Washington, D.C. – At today’s U.S. Senate Committee on Energy and Natural Resources hearing, U.S. Senator Catherine Cortez Masto (D-Nev.) pressed Interior Secretary Ryan Zinke on the Trump administration’s proposed cuts to renewable energy funding. Cortez Masto cited the administration’s apparent focus on solely defunding investments to renewable energy development, while proposing increased funding for other energy resources such as offshore drilling.
“Solar now supports more jobs than natural gas and over twice the jobs in coal according to a 2017 Department of Energy report, yet for the second year in a row, the administration’s proposed budget looks at cutting DOI renewable programs by almost half – a proposed fifty percent cut for Fiscal Year ’18 and a forty percent cut for Fiscal Year ’19,” said Cortez Masto. “Looking at these numbers, it appears that renewable energy development is not an important part of the department’s charge.
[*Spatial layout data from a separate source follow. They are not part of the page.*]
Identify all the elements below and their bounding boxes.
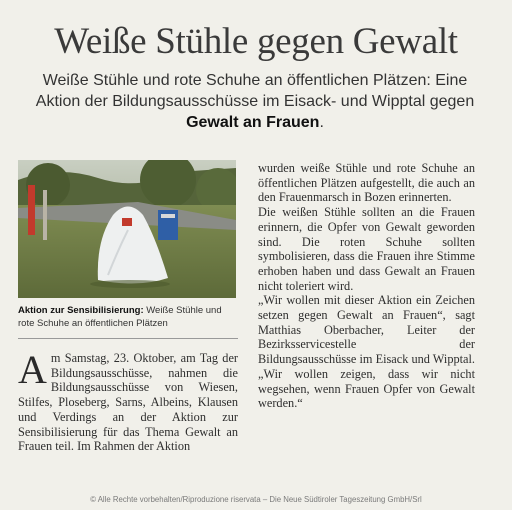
article-column-left xyxy=(18,347,238,454)
paragraph-3: „Wir wollen mit dieser Aktion ein Zeichen setzen gegen Gewalt an Frauen“, sagt Matthias Oberbacher, Leiter der Bezirksservicestelle der Bildungsausschüsse im Eisack und Wipptal. „Wir wollen zeigen, dass wir nicht wegsehen, wenn Frauen Opfer von Gewalt werden.“ xyxy=(258,293,475,411)
column-left-text: m Samstag, 23. Oktober, am Tag der Bildungsausschüsse, nahmen die Bildungsausschüsse von Wiesen, Stilfes, Ploseberg, Sarns, Albeins, Klausen und Verdings an der Aktion zur Sensibilisierung für das Thema Gewalt an Frauen teil. Im Rahmen der Aktion xyxy=(18,351,238,454)
copyright-footer: © Alle Rechte vorbehalten/Riproduzione riservata – Die Neue Südtiroler Tageszeitung GmbH/Srl xyxy=(90,495,422,504)
photo-caption xyxy=(18,304,240,330)
paragraph-1: wurden weiße Stühle und rote Schuhe an öffentlichen Plätzen aufgestellt, die auch an den Frauenmarsch in Bozen erinnerten. xyxy=(258,161,475,205)
caption-text: Weiße Stühle und rote Schuhe an öffentlichen Plätzen xyxy=(18,305,222,329)
subhead-bold: Gewalt an Frauen xyxy=(186,114,320,131)
article-column-right xyxy=(258,161,475,411)
subheadline xyxy=(20,70,490,133)
subhead-text: Weiße Stühle und rote Schuhe an öffentlichen Plätzen: Eine Aktion der Bildungsausschüsse im Eisack- und Wipptal gegen xyxy=(35,72,475,110)
drop-cap: A xyxy=(18,347,47,392)
paragraph-2: Die weißen Stühle sollten an die Frauen erinnern, die Opfer von Gewalt geworden sind. Die roten Schuhe sollten symbolisieren, dass die Frauen ihre Stimme erhoben haben und dass Gewalt an Frauen nicht toleriert wird. xyxy=(258,205,475,293)
photo-illustration xyxy=(18,160,236,298)
headline: Weiße Stühle gegen Gewalt xyxy=(54,21,458,62)
subhead-end: . xyxy=(319,114,324,131)
article-photo xyxy=(18,160,236,298)
divider xyxy=(18,338,238,339)
caption-bold: Aktion zur Sensibilisierung: xyxy=(18,305,144,316)
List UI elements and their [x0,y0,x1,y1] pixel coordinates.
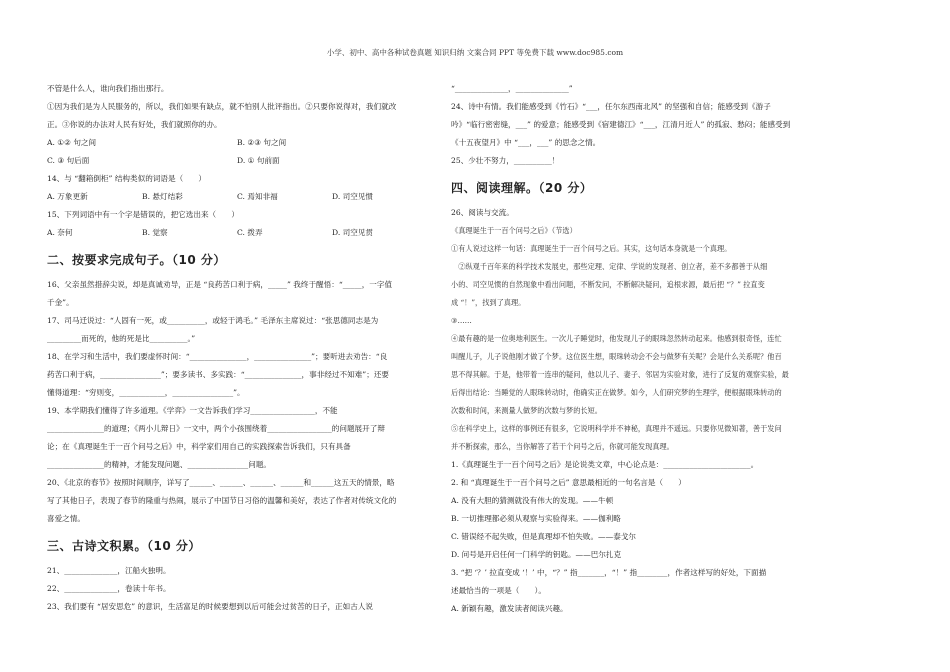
q14-options [47,188,427,206]
text-line: 3. “把 ‘？’ 拉直变成 ‘！’ 中，“？” 指_______，“！” 指________，作者这样写的好处，下面描 [451,568,767,577]
q13-options [47,152,427,170]
passage-line: 成 “！”，找到了真理。 [451,298,526,307]
text-line: 25、少壮不努力，__________！ [451,156,560,165]
text-line: 写了其他日子，表现了春节的隆重与热闹，展示了中国节日习俗的温馨和美好，表达了作者对传统文化的 [47,496,397,505]
right-column [451,80,836,618]
option: C. ③ 句后面 [47,156,90,165]
q13-options [47,134,427,152]
passage-line: 并不断探索，那么，当你解答了若干个问号之后，你就可能发现真理。 [451,442,674,451]
passage-title: 《真理诞生于一百个问号之后》（节选） [451,226,577,235]
passage-line: ③…… [451,316,472,325]
option: C. 焉知非福 [237,192,278,201]
text-line: 21、______________，江船火独明。 [47,566,171,575]
option: A. 奈何 [47,228,73,237]
text-line: 吟》“临行密密缝，___” 的爱意；能感受到《宿建德江》“___，江清月近人” 的孤寂、愁闷；能感受到 [451,120,791,129]
passage-line: ④最有趣的是一位奥地利医生。一次儿子睡觉时，他发现儿子的眼珠忽然转动起来。他感到很奇怪，连忙 [451,334,782,343]
q15-options [47,224,427,242]
text-line: 喜爱之情。 [47,514,85,523]
text-line: D. 问号是开启任何一门科学的钥匙。——巴尔扎克 [451,550,622,559]
option: B. ②③ 句之间 [237,138,287,147]
text-line: 24、诗中有情。我们能感受到《竹石》“___，任尔东西南北风” 的坚强和自信；能感受到《游子 [451,102,771,111]
question-15: 15、下列词语中有一个字是错误的，把它选出来（ ） [47,210,239,219]
question-26: 26、阅读与交流。 [451,208,514,217]
text-line: 22、______________，卷读十年书。 [47,584,171,593]
text-line: A. 新颖有趣，激发读者阅读兴趣。 [451,604,568,613]
text-line: 懂得道理：“穷则变，____________，________________”。 [47,388,245,397]
text-line: ①因为我们是为人民服务的，所以，我们如果有缺点，就不怕别人批评指出。②只要你说得对，我们就改 [47,102,397,111]
text-line: 17、司马迁说过：“人固有一死，或__________，或轻于鸿毛。” 毛泽东主席说过：“张思德同志是为 [47,316,379,325]
text-line: 药苦口利于病，________________”；要多读书、多实践：“_______________，事非经过不知难”；还要 [47,370,389,379]
passage-line: 次数和时间，来测量人做梦的次数与梦的长短。 [451,406,602,415]
text-line: 19、本学期我们懂得了许多道理。《学弈》一文告诉我们学习_________________，不能 [47,406,338,415]
section-2-heading: 二、按要求完成句子。（10 分） [47,253,226,267]
text-line: C. 错误经不起失败，但是真理却不怕失败。——泰戈尔 [451,532,637,541]
passage-line: ①有人说过这样一句话：真理诞生于一百个问号之后。其实，这句话本身就是一个真理。 [451,244,732,253]
text-line: 正。③你说的办法对人民有好处，我们就照你的办。 [47,120,222,129]
text-line: 18、在学习和生活中，我们要虚怀时间：“_______________，_______________”；要听进去劝告：“良 [47,352,388,361]
section-4-heading: 四、阅读理解。（20 分） [451,181,593,195]
option: B. 悬灯结彩 [142,192,183,201]
option: B. 觉察 [142,228,168,237]
text-line: 千金”。 [47,298,74,307]
question-14: 14、与 “翻箱倒柜” 结构类似的词语是（ ） [47,174,206,183]
text-line: 《十五夜望月》中 “___，___” 的思念之情。 [451,138,601,147]
option: C. 拨弄 [237,228,263,237]
option: D. ① 句前面 [237,156,280,165]
text-line: 不管是什么人，谁向我们指出那行。 [47,84,169,93]
text-line: 16、父亲虽然措辞尖说，却是真诚劝导，正是 “良药苦口利于病，_____” 我终于醒悟：“_____，一字值 [47,280,393,289]
option: D. 司空见贯 [332,228,374,237]
option: D. 司空见惯 [332,192,374,201]
option: A. ①② 句之间 [47,138,97,147]
text-line: 23、我们要有 “居安思危” 的意识，生活富足的时候要想到以后可能会过贫苦的日子，正如古人说 [47,602,373,611]
text-line: _________而死的，他的死是比__________。” [47,334,196,343]
text-line: A. 没有大胆的猜测就没有伟大的发现。——牛顿 [451,496,614,505]
passage-line: ②纵观千百年来的科学技术发展史，那些定理、定律、学说的发现者、创立者，差不多都善于从细 [451,262,768,271]
text-line: 1.《真理诞生于一百个问号之后》是论说类文章，中心论点是：_______________________。 [451,460,759,469]
section-3-heading: 三、古诗文积累。（10 分） [47,539,201,553]
passage-line: 后得出结论：当睡觉的人眼珠转动时，他确实正在做梦。如今，人们研究梦的生理学，便根据眼珠转动的 [451,388,782,397]
text-line: 述最恰当的一项是（ ）。 [451,586,546,595]
page-header: 小学、初中、高中各种试卷真题 知识归纳 文案合同 PPT 等免费下载 www.doc985.com [326,48,624,57]
passage-line: 叫醒儿子，儿子说他刚才做了个梦。这位医生想，眼珠转动会不会与做梦有关呢？会是什么关系呢？他百 [451,352,782,361]
text-line: _______________的道理；《两小儿辩日》一文中，两个小孩围绕着_________________的问题展开了辩 [47,424,385,433]
text-line: B. 一切推理都必须从观察与实验得来。——伽利略 [451,514,621,523]
text-line: _______________的精神，才能发现问题、________________问题。 [47,460,272,469]
left-column [47,80,427,616]
text-line: 20、《北京的春节》按照时间顺序，详写了______、______、______、______和______这五天的情景，略 [47,478,395,487]
text-line: 2. 和 “真理诞生于一百个问号之后” 意思最相近的一句名言是（ ） [451,478,686,487]
passage-line: 思不得其解。于是，他带着一连串的疑问，他以儿子、妻子、邻居为实验对象，进行了反复的观察实验，最 [451,370,789,379]
passage-line: ⑤在科学史上，这样的事例还有很多，它说明科学并不神秘，真理并不遥远。只要你见微知著，善于发问 [451,424,782,433]
text-line: “______________，______________” [451,84,573,93]
passage-line: 小的、司空见惯的自然现象中看出问题，不断发问，不断解决疑问，追根求源，最后把 “？” 拉直变 [451,280,765,289]
text-line: 论；在《真理诞生于一百个问号之后》中，科学家们用自己的实践探索告诉我们，只有具备 [47,442,351,451]
option: A. 万象更新 [47,192,88,201]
If this administration is committed to what I’ve heard you say time and again ‘all of the above energy strategy,’ then why is renewable energy the only energy program that is proposed to being cut?”
Secretary Zinke responded by saying that the department “looks at the expected demand” of energy sources and went on to argue the consequences of renewables at length, claiming that land where solar energy is developed becomes “single-use.” When Cortez Masto asked to clarify whether Zinke’s primary reason for defunding renewable energy development is the environmental impacts of wind and solar energy, he reiterated that the “budget reflects the expected demand,” adding that there has been a decline in demand for solar energy.
“Did I not just hear you say on offshore oil drilling, there is low demand?” Cortez Masto responded. “But yet you’re increasing the budget.”